In 1932, Boone and Crockett released its first big-game record book, in partnership with the National Collection of Heads and Horns. The scoring system was simple: a single measurement of the length of the longest antler, plus a basal circumference measurement. In 1939, the club released a second book using the same scoring system. But this edition included chapters by renowned hunter Grancel Fitz that introduced a new scoring system that was similar–yet different in key areas–to one being used by a Dr. James L. Clark for his popular big-game competitions.

▶ The Basis for Symmetry
In 1949, Samuel B. Webb, a prominent B&C member and friend of both Fitz and Clark, was tapped to head a special committee tasked with establishing an objective and fair system for scoring antlers and heads. The committee included Fitz and Clark, whose systems were similar in that each system recorded tine length, circumference, and antler spread. The difference was in the importance each placed on symmetry. There was a very clear bias as to how antlers should look–and it was all about perfect symmetry. The left antler should look like the right antler. If not, penalizing deductions should be taken.
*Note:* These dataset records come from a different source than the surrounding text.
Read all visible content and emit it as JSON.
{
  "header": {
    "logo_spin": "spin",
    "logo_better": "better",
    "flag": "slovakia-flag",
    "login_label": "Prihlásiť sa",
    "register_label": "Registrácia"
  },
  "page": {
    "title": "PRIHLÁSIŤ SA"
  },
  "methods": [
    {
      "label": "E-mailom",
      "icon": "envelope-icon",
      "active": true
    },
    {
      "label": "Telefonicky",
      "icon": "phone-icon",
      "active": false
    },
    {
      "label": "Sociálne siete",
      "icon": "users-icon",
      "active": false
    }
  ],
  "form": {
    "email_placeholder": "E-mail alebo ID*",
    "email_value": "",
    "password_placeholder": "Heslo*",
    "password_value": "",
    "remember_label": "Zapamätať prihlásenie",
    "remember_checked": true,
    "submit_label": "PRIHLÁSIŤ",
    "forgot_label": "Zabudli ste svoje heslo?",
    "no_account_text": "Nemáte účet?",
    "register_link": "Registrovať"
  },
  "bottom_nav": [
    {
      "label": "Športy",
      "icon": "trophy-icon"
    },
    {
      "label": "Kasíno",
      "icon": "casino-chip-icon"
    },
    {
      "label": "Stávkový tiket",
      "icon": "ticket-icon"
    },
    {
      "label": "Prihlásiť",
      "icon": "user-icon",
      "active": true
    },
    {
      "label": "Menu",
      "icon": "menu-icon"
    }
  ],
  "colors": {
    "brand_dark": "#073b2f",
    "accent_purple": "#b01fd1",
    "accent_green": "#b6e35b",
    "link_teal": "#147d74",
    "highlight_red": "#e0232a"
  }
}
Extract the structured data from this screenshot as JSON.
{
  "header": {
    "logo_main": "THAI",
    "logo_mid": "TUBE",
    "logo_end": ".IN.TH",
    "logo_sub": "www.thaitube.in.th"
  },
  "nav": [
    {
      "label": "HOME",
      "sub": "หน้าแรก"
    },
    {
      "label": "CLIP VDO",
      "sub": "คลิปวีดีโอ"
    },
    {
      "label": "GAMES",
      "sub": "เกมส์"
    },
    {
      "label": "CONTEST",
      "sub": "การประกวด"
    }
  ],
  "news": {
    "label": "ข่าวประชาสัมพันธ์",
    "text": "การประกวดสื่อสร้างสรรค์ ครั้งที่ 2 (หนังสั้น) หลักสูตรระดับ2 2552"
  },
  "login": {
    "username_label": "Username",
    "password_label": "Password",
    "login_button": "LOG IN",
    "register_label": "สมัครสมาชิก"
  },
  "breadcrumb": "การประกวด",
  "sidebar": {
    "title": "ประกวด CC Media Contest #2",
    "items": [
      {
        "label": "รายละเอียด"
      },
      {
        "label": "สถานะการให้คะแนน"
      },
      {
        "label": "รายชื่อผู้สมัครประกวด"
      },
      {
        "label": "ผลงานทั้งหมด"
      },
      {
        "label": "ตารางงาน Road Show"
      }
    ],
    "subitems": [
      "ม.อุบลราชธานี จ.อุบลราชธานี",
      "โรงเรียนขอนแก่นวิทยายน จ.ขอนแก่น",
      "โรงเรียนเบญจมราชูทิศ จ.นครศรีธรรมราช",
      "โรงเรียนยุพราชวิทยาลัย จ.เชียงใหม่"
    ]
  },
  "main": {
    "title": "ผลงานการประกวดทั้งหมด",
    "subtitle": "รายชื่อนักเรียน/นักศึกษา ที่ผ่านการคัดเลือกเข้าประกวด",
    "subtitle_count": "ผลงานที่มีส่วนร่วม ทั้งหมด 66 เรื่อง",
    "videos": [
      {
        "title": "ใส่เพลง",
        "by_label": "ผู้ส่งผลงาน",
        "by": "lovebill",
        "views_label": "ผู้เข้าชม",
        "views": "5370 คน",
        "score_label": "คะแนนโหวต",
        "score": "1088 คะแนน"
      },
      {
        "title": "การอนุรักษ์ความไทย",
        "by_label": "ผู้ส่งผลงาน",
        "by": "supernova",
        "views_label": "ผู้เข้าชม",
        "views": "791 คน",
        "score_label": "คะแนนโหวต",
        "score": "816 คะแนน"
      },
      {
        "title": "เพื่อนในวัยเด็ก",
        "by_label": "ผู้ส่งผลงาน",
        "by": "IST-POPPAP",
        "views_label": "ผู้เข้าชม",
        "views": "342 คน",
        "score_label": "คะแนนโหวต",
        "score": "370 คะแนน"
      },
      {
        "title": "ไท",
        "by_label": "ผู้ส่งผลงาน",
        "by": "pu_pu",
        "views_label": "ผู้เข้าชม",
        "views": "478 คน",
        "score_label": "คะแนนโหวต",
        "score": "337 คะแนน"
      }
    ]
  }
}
Why so much focus on symmetry? It was a matter of biology. When the Boone and Crockett Club began to record antler scores, it was truly a system for documenting a vanishing resource. The big-game records were in place to record biological data, and biologists–then as now–used antler quality as an indicator of overall health. Thus, deer displaying the most typical antler traits of mass and symmetrical tine growth were afforded higher scores. Without accounting for symmetry, it was feared that bucks showing irregular, non-typical antler growth (possibly as a result of disease or stress) could score higher than healthy typical bucks.

Both Fitz and Clark had systems for accounting for asymmetry. Clark’s system tallied each side of the antlers and then subtracted the difference from each side’s measurement totals for the final score. Fitz’s system subtracted the side-by-side differences for each individual score (if the left G2 is 2 inches shorter than the right, deduct 2 inches).

It was this difference that caused the most controversy. Clark’s system, it was argued, didn’t suitably punish an especially asymmetrical rack. In theory, a buck could have major differences from side-to-side point totals, lengths, and circumferences but still total what adherents of symmetry considered a “false” score.

In the end, Fitz’s system won out and remains the basis for the most recognized method for scoring antlers. It is also a system that was designed deliberately to place a premium on symmetrical antler growth.